Power Plant in St. Louis.
In 2010, Gilded Age developers and Environmental Operations, Inc. began restoring a former hospital power plant and looking for a tenant that could occupy its 10,000 square feet of space. Serendipitously, Climb So iLL, a local climbing gym, needed a large open space for their facility, and with the support of their partners, became the first occupants of the soaring plant space in 26 years. Learn more.

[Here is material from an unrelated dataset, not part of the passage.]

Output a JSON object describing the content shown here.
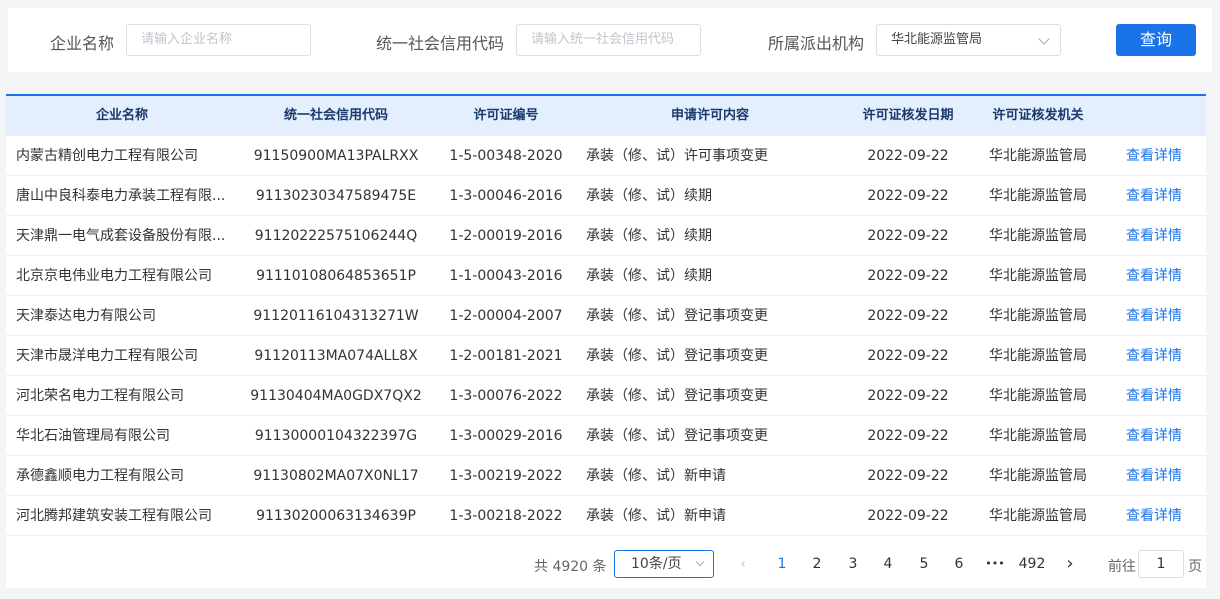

Pabst Brewhouse in Milwaukee.
Brewhouse Inn & Suites, a 90-room boutique hotel, opened in April 2013 in the 1892 building that was the original home of Pabst Blue Ribbon beer. The hotel used lumber salvaged from the building to make the headboards for its beds as well as the tables for its bar and extended-stay rooms.
The Navy Yard in Philadelphia.
Retailer Urban Outfitters moved its operations to Philadelphia's historic Navy Yard beginning with the purchase and rehabilitation of five abandoned industrial buildings. The project has sparked the rebirth and economic redevelopment of south Philadelphia. Learn more.
Skowhegan Jail in Skowhegan, Maine.
Amber Lambke thought that the jail would make a great grist mill when she toured the building in 2007. Today, Maine Grains in the Somerset Grist Mill sells flour and rolled oats at the Pickup Cafe (housed in the building) and through distribution companies throughout New England. Learn more.
Learning from Los Angeles is the first in a new series of research and policy reports from the Partnership for Building Reuse, a joint effort of the National Trust’s Preservation Green Lab and the Urban Land Institute.